Painting relates to both art and life. Neither can be made. (I try to act in that gap between the two.)- Robert Rauschenberg 1959
As we navigate through our daily lives we encounter an array of objects. Most of which we engage with solely on a functional level, while others additionally embody psychological impressions that are associated with past experiences, events, and people. I am interested in the desires we have to be connected to one another whether it is through relationships, memories, or today’s ever-increasing use of communication devices. As a human race we are able to form bonds with others that are nurtured emotionally and psychologically, however physical proximity is not always necessary. My work examines the bond and the desire to be connected through the liminal space that affixes the various pieces together that form our identity. It is within this liminal space that holds the memories, relationships, and experiences that define who we are and how we understand our place in the world. By exploring this area I am given the opportunity to either reveal and/or conceal the depth and layers that assist in shaping our own subjectivity.

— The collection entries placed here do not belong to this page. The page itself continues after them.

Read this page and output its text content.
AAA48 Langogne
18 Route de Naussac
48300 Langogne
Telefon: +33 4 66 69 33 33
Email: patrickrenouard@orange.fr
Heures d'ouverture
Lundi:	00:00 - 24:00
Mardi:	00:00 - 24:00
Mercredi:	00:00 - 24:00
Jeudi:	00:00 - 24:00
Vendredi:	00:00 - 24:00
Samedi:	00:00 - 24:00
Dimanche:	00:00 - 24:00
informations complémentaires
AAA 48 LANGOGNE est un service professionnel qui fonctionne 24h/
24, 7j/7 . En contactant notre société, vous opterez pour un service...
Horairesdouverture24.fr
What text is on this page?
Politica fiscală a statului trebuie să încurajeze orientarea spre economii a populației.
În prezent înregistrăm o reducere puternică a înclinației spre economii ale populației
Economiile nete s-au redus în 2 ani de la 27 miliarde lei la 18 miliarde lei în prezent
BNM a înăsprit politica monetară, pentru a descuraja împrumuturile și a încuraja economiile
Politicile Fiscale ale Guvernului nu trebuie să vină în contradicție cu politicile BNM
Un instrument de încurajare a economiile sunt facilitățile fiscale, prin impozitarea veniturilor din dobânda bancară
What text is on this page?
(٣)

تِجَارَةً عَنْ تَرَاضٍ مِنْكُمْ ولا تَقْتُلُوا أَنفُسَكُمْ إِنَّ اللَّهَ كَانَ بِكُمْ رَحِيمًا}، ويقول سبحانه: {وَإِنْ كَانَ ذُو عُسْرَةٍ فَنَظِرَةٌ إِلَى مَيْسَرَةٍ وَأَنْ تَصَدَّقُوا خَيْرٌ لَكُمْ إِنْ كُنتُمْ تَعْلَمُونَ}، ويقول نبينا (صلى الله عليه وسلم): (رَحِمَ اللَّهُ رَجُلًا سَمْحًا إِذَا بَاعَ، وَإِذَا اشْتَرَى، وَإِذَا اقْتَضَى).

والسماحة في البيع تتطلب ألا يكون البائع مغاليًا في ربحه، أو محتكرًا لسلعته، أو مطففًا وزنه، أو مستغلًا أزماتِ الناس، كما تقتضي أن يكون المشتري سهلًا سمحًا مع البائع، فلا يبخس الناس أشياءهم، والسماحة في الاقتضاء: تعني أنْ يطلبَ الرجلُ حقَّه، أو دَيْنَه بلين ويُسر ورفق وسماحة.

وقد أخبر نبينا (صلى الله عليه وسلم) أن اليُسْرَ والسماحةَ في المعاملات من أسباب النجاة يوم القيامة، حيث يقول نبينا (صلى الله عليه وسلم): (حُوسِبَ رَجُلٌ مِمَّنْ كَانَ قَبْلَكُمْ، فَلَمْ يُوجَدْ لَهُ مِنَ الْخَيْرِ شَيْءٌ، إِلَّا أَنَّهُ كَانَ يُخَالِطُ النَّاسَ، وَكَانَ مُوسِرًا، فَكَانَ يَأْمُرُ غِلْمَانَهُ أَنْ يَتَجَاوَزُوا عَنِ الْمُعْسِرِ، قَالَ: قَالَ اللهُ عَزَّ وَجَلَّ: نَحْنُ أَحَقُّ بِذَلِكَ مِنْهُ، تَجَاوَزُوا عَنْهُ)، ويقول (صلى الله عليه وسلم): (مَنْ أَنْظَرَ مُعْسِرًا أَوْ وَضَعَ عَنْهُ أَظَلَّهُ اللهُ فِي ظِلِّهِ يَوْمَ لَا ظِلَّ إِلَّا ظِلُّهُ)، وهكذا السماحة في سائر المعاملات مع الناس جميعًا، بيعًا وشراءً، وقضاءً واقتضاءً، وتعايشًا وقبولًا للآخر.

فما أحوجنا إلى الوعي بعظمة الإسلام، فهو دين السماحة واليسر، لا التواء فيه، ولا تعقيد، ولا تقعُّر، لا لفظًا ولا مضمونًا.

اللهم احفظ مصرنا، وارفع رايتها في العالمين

Currently, my work uses the imagery of needles made from clay and actual thread, which allows me to speak about the moment of connection. I see the needle as an essential implement, a tool of action, in the process that connects the various parts that make up oneself, while the thread is the binder that holds them in place. Like our past experiences, the needle and thread are not always evident or visually present, yet they are vital to forming our understanding of ourselves. In using the imagery of this tool and binder I am able to discover various moments of connection.
I choose to work with clay for its versatility and its historical relationship to humans. Its physical properties allow for the creation and reproduction of objects and imagery while its tactile quality permits the hand to become a part of the piece and its process. In a time when technology and seamless design are increasingly present in our daily lives the evidence of human presence through the clays response to touch and blemishes has become an essential element of my work. Additionally, I choose to juxtapose clay with found material, as I find it offers me the opportunity to explore the dialog and space between a simulated object and the real.